I wouldn’t do too much of this soft stuff, if I were Ryan. But maybe polls and focus groups and so on have told him and his camp that people like it.

“I think the vice president very well knows that sometimes the words don’t come out of your mouth the right way.” A first-rate one-liner! (I know a couple of speechwriters from whom that line might have come — sounds like them, both of them. Then again, it might have come from the candidate himself.)

Biden makes the standard charge that Romney didn’t care about the car industry — was downright happy for it to die. Ryan doesn’t really get a chance to answer this, or doesn’t insist on the chance. Too bad. There is a very good answer. Ryan manages to get out “He’s a car guy,” and that’s it.

Mitt must take this on in one of the next two debates, I think.

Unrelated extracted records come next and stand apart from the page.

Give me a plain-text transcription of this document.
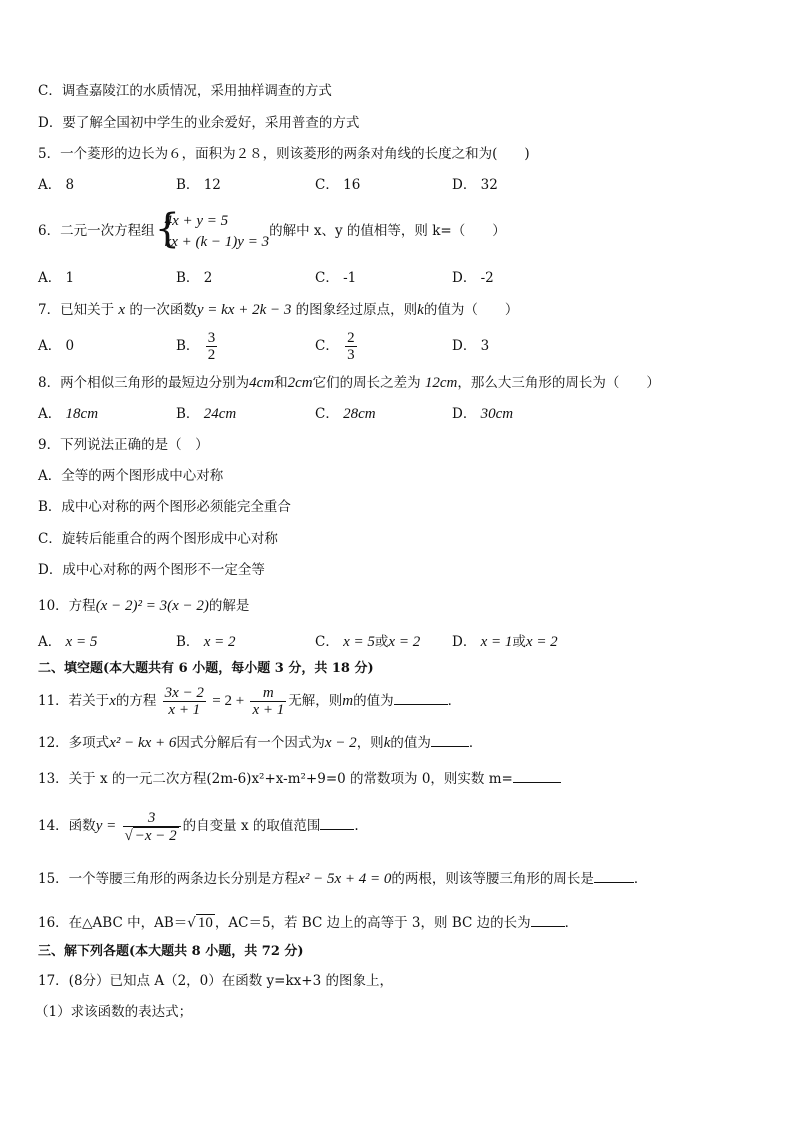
C．调查嘉陵江的水质情况，采用抽样调查的方式
D．要了解全国初中学生的业余爱好，采用普查的方式
5．一个菱形的边长为６，面积为２８，则该菱形的两条对角线的长度之和为(　　)
A． 8	B． 12	C． 16	D． 32
6．二元一次方程组 {
4x + y = 5
kx + (k − 1)y = 3
的解中 x、y 的值相等，则 k=（　　）
A． 1	B． 2	C． -1	D． -2
7．已知关于 x 的一次函数y = kx + 2k − 3 的图象经过原点，则k的值为（　　）
A． 0	B． $\frac{3}{2}$	C． $\frac{2}{3}$	D． 3
8．两个相似三角形的最短边分别为4cm和2cm它们的周长之差为 12cm，那么大三角形的周长为（　　）
A． 18cm	B． 24cm	C． 28cm	D． 30cm
9．下列说法正确的是（　）
A．全等的两个图形成中心对称
B．成中心对称的两个图形必须能完全重合
C．旋转后能重合的两个图形成中心对称
D．成中心对称的两个图形不一定全等
10．方程(x − 2)² = 3(x − 2)的解是
A． x = 5	B． x = 2	C． x = 5或x = 2 D． x = 1或x = 2
二、填空题(本大题共有 6 小题，每小题 3 分，共 18 分)
11．若关于x的方程 $\frac{3x - 2}{x + 1} = 2 + \frac{m}{x + 1}$ 无解，则m的值为	．
12．多项式x² − kx + 6因式分解后有一个因式为x − 2，则k的值为	．
13．关于 x 的一元二次方程(2m-6)x²+x-m²+9=0 的常数项为 0，则实数 m=
14．函数$y = \frac{3}{√ -x - 2}$ 的自变量 x 的取值范围	.
15．一个等腰三角形的两条边长分别是方程x² − 5x + 4 = 0的两根，则该等腰三角形的周长是	．
16．在△ABC 中，AB＝√ 10 ，AC＝5，若 BC 边上的高等于 3，则 BC 边的长为	．
三、解下列各题(本大题共 8 小题，共 72 分)
17．(8分）已知点 A（2，0）在函数 y=kx+3 的图象上，
（1）求该函数的表达式；
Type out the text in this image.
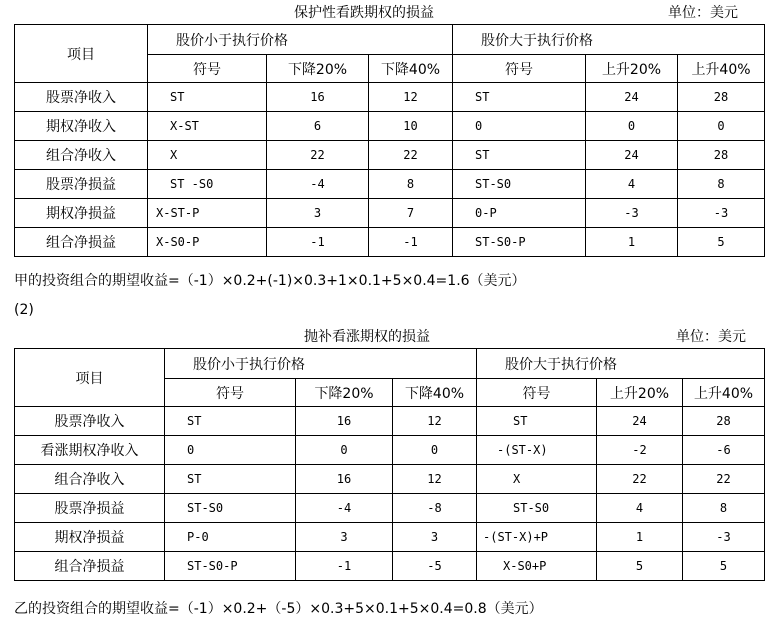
保护性看跌期权的损益	单位：美元
项目	股价小于执行价格			股价大于执行价格		
	符号	下降20%	下降40%	符号	上升20%	上升40%
股票净收入	ST	16	12	ST	24	28
期权净收入	X-ST	6	10	0	0	0
组合净收入	X	22	22	ST	24	28
股票净损益	ST -S0	-4	8	ST-S0	4	8
期权净损益	X-ST-P	3	7	0-P	-3	-3
组合净损益	X-S0-P	-1	-1	ST-S0-P	1	5
甲的投资组合的期望收益=（-1）×0.2+(-1)×0.3+1×0.1+5×0.4=1.6（美元）
(2)
抛补看涨期权的损益	单位：美元
项目	股价小于执行价格			股价大于执行价格		
	符号	下降20%	下降40%	符号	上升20%	上升40%
股票净收入	ST	16	12	ST	24	28
看涨期权净收入	0	0	0	-(ST-X)	-2	-6
组合净收入	ST	16	12	X	22	22
股票净损益	ST-S0	-4	-8	ST-S0	4	8
期权净损益	P-0	3	3	-(ST-X)+P	1	-3
组合净损益	ST-S0-P	-1	-5	X-S0+P	5	5
乙的投资组合的期望收益=（-1）×0.2+（-5）×0.3+5×0.1+5×0.4=0.8（美元）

Okay, this is touchy — maybe I shouldn’t touch it. But I will. I have written about it in the last few weeks. Twice, in fact.

Biden always talks about his dead wife and daughter. He did so in the 2008 debates (which I recently reviewed). He did so at this year’s Democratic convention — or rather, this matter appeared in the introductory video about him, which I imagine Biden approved. And he does so again tonight. It is his standard practice.

Fine. We all make choices. Everyone’s got a right. But the men I have admired in my life would rather slit their throats than talk about something like this. In private, I mean. Much less in public, while campaigning.

This is a matter of taste, of course. A chacun son goût, I suppose.

By the way — lest readers think I’m a partisan on these matters, let me paste something I wrote at this year’s Republican convention:

A word about the Romney film — the biographical film. I thought, “If you have to talk about illness, and if you have to talk about how much you love your wife — is it really worth running for president?”

Oprah’s America, which is to say, modern America, is not for everyone.

I’m glad Ryan has a chance to knock the “stimulus,” which I don’t think Romney had in the last debate. But I wish Ryan had mentioned “shovel-ready jobs” — those jobs that were utterly fictitious (and that Obama joked about, eventually).

Biden says, “You know, I heard that death-panel argument from Sarah Palin. It seems every vice-presidential debate, I hear this kind of stuff about panels.”

Didn’t Palin talk about death panels while Obamacare was being debated, during the Obama presidency itself, after the 2008 election and the 2009 swearing-in?

Biden says, “All the studies show . . .” Of course, all the studies show different things, on almost every subject! That’s the nature of studies. Clinton had this tic, this trick: “All the studies show . . .” “Every single solitary study that has ever been done on this shows . . .”


A quick assessment, mid-debate: If you like Biden — like him in general — you like his performance. If you like Ryan — and Republicanism in general — you like Ryan.

Boy, do I like Ryan. And dislike the other guy.